The flag -Wall is used to activate all warnings. It should be read as "double-u - all". The "W" stands for warning. In short, it tells the compiler to give out all warnings.

Another possible "mistakes" are redundant initialisation. It is not so much a problem since the behaviour of the program will still be as expected. In fact, in some online sources, you may see that it is a preferred practice to guard against possible error.

Common Mistakes

AssignmentUser Input

Redundant by Assignment
int count = 0;
count = 123;   // assignment makes previous line redundant

Redundant by User Input
int count = 0;
scanf("%d", &count); // user input makes previous line redundant

Data Types

As we mentioned, every variable must be declared with a data type. This determines the values that the variable can hold as well as the operations that can be performed on the data.

Primitive Data Types

Primitive Data TypesCodeReplIt

Type	Size	Usage	Examples	Py	JS
`int`	4 bytes	Whole numbers	Max: 2³¹-1, Min: -2³¹	`int`	`number`
`float`	4 bytes	Real numbers	`12.34f`, `1.5e-2f`¹	`float`	`number`
`double`	8 bytes	Real numbers	`12.34`, `1.5e-2`	`float`	`number`
`char`	1 byte	Characters	`'A'`, `'z'`, `'\n'`, `' '`, `'2'`	`str`	`string`

DataTypes.c
#include <stdio.h>

int main(void) {
  printf("Size of 'int' (in bytes): %d\n", sizeof(int));
  printf("Size of 'float' (in bytes): %d\n", sizeof(float));
  printf("Size of 'double' (in bytes): %d\n", sizeof(double));
  printf("Size of 'char' (in bytes): %d\n", sizeof(char));
}

ReplIt Warning Message

Note that the use of %d emits warnings from the compiler. But this warnings are likely to be system dependent. Plus, a warning is not an error so the program will still run. To avoid the warning, we should use %lu instead.

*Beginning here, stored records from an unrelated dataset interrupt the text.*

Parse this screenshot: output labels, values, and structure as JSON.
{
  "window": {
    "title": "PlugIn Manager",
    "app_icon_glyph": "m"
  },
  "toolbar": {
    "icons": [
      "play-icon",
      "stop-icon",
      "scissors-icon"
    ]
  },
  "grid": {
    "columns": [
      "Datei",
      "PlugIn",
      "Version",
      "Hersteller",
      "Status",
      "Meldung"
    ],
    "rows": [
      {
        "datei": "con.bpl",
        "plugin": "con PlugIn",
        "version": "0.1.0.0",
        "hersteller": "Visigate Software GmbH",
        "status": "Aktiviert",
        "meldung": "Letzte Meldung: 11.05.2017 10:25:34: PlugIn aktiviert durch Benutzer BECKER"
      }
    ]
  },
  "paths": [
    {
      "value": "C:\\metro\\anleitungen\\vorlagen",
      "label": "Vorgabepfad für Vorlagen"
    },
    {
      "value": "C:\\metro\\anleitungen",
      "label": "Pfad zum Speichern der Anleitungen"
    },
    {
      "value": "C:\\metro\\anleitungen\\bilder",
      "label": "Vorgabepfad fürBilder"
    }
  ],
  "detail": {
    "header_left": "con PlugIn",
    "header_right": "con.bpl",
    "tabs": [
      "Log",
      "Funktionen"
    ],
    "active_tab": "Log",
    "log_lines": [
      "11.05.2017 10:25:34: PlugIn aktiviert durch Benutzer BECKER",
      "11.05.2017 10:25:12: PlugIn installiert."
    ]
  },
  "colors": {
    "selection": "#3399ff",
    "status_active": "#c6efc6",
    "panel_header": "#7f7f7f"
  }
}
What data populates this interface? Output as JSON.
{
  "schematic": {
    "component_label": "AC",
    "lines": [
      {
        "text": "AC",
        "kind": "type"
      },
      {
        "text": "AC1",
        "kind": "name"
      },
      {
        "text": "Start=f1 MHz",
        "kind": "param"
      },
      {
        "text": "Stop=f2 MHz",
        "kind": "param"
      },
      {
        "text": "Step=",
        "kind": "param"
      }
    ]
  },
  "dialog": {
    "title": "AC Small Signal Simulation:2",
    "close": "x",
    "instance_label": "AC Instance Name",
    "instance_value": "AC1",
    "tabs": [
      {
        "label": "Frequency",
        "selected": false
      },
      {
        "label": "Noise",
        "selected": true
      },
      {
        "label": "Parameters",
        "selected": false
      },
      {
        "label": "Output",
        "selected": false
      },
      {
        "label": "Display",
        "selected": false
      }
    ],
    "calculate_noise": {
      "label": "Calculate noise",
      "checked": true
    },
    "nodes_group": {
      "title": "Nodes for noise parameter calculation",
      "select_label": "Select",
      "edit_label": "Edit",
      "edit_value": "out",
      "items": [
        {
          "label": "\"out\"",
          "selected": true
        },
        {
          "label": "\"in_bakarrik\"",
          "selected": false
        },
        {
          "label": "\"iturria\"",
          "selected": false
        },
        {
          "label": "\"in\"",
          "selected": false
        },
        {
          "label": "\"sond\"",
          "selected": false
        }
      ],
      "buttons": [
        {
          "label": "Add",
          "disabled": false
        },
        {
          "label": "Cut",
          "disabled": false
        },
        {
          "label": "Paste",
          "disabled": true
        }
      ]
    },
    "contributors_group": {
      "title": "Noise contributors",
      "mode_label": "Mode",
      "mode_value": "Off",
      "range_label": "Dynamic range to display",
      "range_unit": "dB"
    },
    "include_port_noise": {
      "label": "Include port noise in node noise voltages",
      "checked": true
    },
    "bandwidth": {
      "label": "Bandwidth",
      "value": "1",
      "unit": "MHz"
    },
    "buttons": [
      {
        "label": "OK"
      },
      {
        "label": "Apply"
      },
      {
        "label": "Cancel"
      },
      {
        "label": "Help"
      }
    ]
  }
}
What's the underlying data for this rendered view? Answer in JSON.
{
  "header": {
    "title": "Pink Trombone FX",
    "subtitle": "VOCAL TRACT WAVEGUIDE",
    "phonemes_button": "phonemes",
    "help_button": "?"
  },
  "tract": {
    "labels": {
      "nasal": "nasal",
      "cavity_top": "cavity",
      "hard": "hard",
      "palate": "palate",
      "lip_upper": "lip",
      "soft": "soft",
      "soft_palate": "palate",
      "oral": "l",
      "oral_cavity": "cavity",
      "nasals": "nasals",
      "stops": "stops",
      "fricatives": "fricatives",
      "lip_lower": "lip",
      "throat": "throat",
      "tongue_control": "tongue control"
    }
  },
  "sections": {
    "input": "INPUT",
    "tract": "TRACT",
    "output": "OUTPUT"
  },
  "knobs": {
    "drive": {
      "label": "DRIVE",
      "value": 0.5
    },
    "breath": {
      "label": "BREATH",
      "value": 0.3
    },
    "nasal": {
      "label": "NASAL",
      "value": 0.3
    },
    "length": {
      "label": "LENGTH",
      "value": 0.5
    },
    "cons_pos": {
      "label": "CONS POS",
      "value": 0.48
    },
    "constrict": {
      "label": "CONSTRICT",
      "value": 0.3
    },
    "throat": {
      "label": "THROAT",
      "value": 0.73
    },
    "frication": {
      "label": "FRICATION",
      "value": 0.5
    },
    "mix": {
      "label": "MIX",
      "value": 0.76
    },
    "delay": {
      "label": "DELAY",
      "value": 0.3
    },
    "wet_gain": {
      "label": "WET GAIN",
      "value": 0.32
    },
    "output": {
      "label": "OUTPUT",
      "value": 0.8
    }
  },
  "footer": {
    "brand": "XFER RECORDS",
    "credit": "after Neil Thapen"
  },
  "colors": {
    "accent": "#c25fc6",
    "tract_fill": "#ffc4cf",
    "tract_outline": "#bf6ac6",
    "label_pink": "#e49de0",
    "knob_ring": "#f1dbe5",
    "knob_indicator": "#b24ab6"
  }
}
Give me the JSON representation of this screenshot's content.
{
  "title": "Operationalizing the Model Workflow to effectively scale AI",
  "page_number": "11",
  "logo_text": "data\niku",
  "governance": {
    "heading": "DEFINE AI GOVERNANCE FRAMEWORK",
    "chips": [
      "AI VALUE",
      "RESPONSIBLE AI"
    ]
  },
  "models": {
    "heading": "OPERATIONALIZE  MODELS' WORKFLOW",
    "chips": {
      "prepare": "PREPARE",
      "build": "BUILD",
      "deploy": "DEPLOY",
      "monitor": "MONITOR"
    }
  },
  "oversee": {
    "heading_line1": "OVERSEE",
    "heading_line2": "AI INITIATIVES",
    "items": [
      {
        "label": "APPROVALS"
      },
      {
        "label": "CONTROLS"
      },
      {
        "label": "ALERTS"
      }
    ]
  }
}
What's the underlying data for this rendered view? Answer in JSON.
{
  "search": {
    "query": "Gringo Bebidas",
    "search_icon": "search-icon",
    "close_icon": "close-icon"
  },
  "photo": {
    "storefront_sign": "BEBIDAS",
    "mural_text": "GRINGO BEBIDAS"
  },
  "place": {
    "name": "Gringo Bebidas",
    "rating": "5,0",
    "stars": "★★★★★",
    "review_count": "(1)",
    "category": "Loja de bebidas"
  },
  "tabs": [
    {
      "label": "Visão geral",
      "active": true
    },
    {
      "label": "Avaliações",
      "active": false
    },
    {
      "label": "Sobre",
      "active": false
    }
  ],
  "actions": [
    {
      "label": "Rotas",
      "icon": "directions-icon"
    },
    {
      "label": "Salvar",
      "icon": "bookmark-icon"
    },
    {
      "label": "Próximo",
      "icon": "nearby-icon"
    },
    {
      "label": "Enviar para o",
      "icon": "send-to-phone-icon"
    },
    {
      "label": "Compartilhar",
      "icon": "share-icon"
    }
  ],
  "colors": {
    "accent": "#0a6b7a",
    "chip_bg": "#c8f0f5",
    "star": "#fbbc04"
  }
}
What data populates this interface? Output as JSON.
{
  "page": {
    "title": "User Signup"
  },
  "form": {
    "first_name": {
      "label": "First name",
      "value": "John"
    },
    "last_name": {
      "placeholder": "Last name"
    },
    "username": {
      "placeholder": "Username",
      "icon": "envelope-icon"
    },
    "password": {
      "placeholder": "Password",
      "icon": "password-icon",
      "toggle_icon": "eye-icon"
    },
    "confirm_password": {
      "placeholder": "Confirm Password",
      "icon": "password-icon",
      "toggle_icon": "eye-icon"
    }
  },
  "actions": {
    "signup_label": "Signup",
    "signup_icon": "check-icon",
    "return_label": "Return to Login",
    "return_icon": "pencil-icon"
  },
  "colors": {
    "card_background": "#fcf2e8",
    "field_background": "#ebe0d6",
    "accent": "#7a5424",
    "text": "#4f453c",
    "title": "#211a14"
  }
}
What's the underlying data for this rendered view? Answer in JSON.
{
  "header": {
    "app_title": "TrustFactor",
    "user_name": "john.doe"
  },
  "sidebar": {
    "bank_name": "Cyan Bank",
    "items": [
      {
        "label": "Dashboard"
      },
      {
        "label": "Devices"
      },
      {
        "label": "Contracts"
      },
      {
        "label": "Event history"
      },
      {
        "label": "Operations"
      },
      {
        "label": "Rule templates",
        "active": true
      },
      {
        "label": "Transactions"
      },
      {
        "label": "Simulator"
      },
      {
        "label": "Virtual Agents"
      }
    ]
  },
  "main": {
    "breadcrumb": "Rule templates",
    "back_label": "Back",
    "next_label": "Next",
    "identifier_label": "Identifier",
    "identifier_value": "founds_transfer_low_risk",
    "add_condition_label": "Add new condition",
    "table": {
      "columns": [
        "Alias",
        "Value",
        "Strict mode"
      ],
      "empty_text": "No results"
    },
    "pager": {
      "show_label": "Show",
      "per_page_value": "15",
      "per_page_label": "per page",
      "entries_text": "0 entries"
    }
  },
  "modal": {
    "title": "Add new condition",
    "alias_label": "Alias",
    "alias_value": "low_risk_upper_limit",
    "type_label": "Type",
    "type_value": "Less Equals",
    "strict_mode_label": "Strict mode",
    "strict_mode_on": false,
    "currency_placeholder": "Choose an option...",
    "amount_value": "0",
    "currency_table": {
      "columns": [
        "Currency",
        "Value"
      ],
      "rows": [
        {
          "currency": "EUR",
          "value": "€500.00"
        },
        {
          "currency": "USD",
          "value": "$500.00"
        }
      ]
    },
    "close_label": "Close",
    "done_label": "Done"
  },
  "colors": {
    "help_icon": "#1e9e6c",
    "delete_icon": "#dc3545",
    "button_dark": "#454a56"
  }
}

We need to emphasise here that char is not a string. In C, the use of a pair of single quotes is different from the use of the pair of double quotes. In both JavaScript and Python, a string can use either kind of quotes. However, in C, double quotes are strictly for string (or rather, char array) and single quotes are strictly for char. In particular, there can be only one character enclosed in a pair of single quotes in C. Note, however, that escape character is permitted and not counted.

C is often considered to be a strongly typed language where each variable have to be declared with a type. Afterwards, the variable can only hold the data of that type. This is in contrast to weakly typed language where a variable may hold different data type at different time.

Unfortunately, for the primitive data types above, C allows for implicit type conversion. As such, examples is hard to come by. The following video explains this strongly vs weakly (or loosely) typed languages.

Simplified Explanation

The above explanation is simplified and there are many subtleties here. Some even have different definitions. Other aspects include static vs dynamic type checking, safe type checking, type conversions, etc.

We also often compare the strength rather than categorise them cleanly. For instance, although Java, Pascal and C are all considered strongly typed languages. However, Java and Pascal are more strongly typed than C.

C uses suffix f to differentiate the number with double. However, we are not really concerned about this since the type will actually depend on the variable itself in the end. ↩